Beyond Algorithms: Developing Mathematical Understanding with CTP Data
Porter-Gaud School’s narrative begins with a deep truth—doesn’t most meaningful change start by asking hard questions? So the school started asking some hard questions about a pattern of lower school students performing at less-than-desired levels in the CTP Mathematics test, specifically number sense and procedural knowledge. Can students explain a concept or process to others in a manner that shows conceptual and procedural understanding? Do they understand why and how they got to their answers?
The school began an exhaustive investigation to answer these questions. In addition to observing classrooms, evaluating teaching materials, and analyzing existing curriculum, they explored CTP performance data and identified relatively low content mastery among Grade 3 and 4 in Operations with Whole Numbers and in Operations with Fractions and Decimals, as well as in the process areas of Conceptual Understanding, Procedural Knowledge, and Problem Solving. Perhaps of greatest concern, they identified a similarly weak foundation in number theory when looking at PSAT results for Grade 10 and 11.
They implemented a variety of "number talks" and instructional rounds to improve number sense by deepening conceptual understanding that moves beyond algorithms to problem-solving. They also expanded their "math groups" program to include additional assessment tools in order to better differentiate instruction among students. The Porter-Gaud School has even begun a curriculum mapping initiative that asks all teachers to consider the essential knowledge and key skills that compose each unit of math instruction.
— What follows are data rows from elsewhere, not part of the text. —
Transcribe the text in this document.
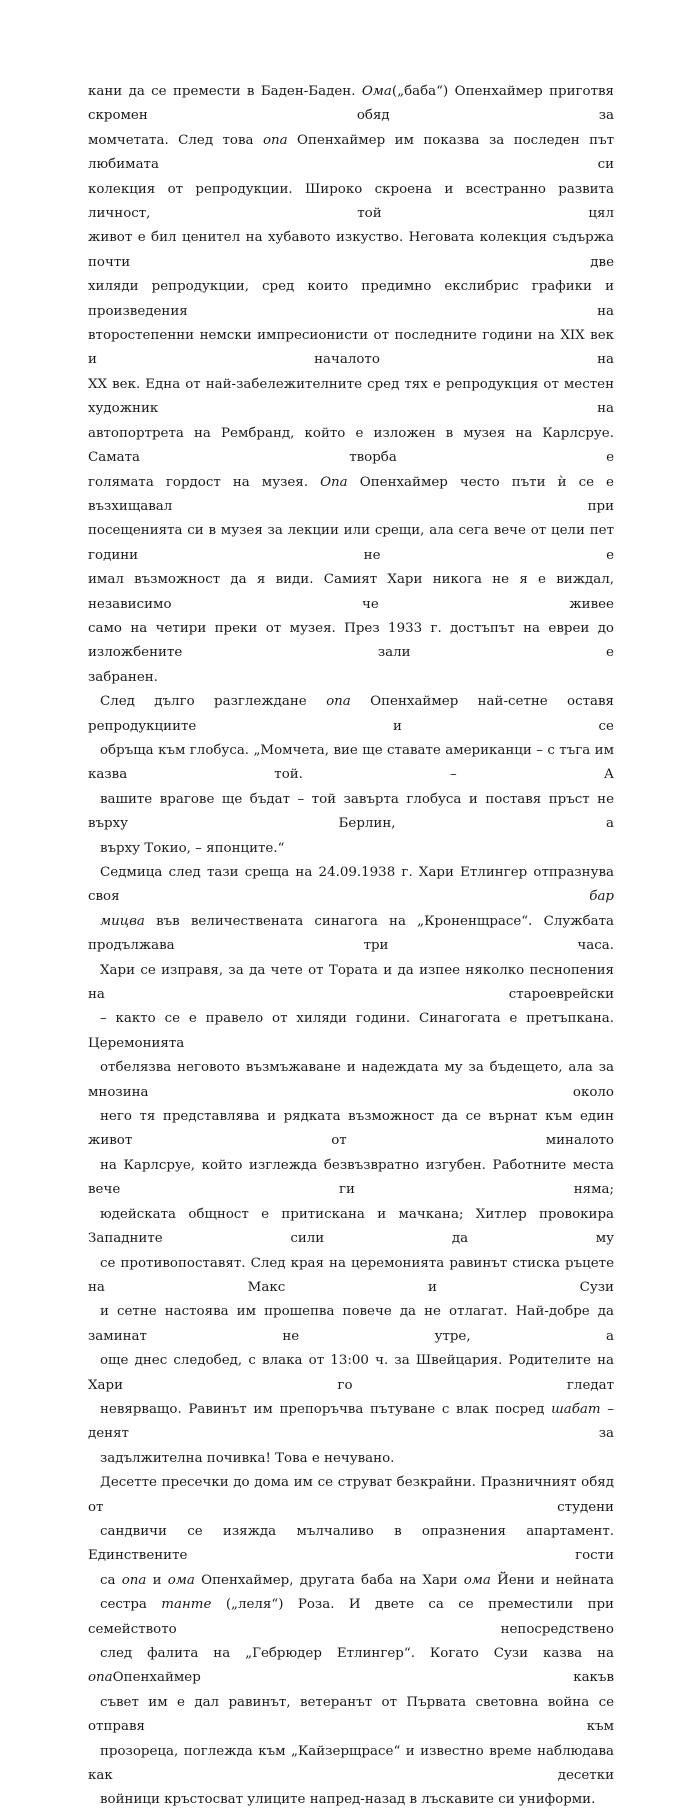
кани да се премести в Баден-Баден. Ома(„баба“) Опенхаймер приготвя скромен обяд за
момчетата. След това опа Опенхаймер им показва за последен път любимата си
колекция от репродукции. Широко скроена и всестранно развита личност, той цял
живот е бил ценител на хубавото изкуство. Неговата колекция съдържа почти две
хиляди репродукции, сред които предимно екслибрис графики и произведения на
второстепенни немски импресионисти от последните години на XIX век и началото на
XX век. Една от най-забележителните сред тях е репродукция от местен художник на
автопортрета на Рембранд, който е изложен в музея на Карлсруе. Самата творба е
голямата гордост на музея. Опа Опенхаймер често пъти ѝ се е възхищавал при
посещенията си в музея за лекции или срещи, ала сега вече от цели пет години не е
имал възможност да я види. Самият Хари никога не я е виждал, независимо че живее
само на четири преки от музея. През 1933 г. достъпът на евреи до изложбените зали е
забранен.

След дълго разглеждане опа Опенхаймер най-сетне оставя репродукциите и се
обръща към глобуса. „Момчета, вие ще ставате американци – с тъга им казва той. – А
вашите врагове ще бъдат – той завърта глобуса и поставя пръст не върху Берлин, а
върху Токио, – японците.“

Седмица след тази среща на 24.09.1938 г. Хари Етлингер отпразнува своя бар
мицва във величествената синагога на „Кроненщрасе“. Службата продължава три часа.
Хари се изправя, за да чете от Тората и да изпее няколко песнопения на староеврейски
– както се е правело от хиляди години. Синагогата е претъпкана. Церемонията
отбелязва неговото възмъжаване и надеждата му за бъдещето, ала за мнозина около
него тя представлява и рядката възможност да се върнат към един живот от миналото
на Карлсруе, който изглежда безвъзвратно изгубен. Работните места вече ги няма;
юдейската общност е притискана и мачкана; Хитлер провокира Западните сили да му
се противопоставят. След края на церемонията равинът стиска ръцете на Макс и Сузи
и сетне настоява им прошепва повече да не отлагат. Най-добре да заминат не утре, а
още днес следобед, с влака от 13:00 ч. за Швейцария. Родителите на Хари го гледат
невярващо. Равинът им препоръчва пътуване с влак посред шабат – денят за
задължителна почивка! Това е нечувано.

Десетте пресечки до дома им се струват безкрайни. Празничният обяд от студени
сандвичи се изяжда мълчаливо в опразнения апартамент. Единствените гости
са опа и ома Опенхаймер, другата баба на Хари ома Йени и нейната
сестра танте („леля“) Роза. И двете са се преместили при семейството непосредствено
след фалита на „Гебрюдер Етлингер“. Когато Сузи казва на опаОпенхаймер какъв
съвет им е дал равинът, ветеранът от Първата световна война се отправя към
прозореца, поглежда към „Кайзерщрасе“ и известно време наблюдава как десетки
войници кръстосват улиците напред-назад в лъскавите си униформи.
With ongoing guidance from Porter-Gaud's Lower School Math Specialist, Academic Dean, and Lower School Division Head, they have secured the leadership and support to ensure the consistent and meaningful execution of this action plan. The school has already begun to see a change in their math classrooms with more dynamic learning spaces where students verbalize their thinking processes, visualize math through alternative methods, and ultimately build a resilient base of conceptual understanding to support their future learning.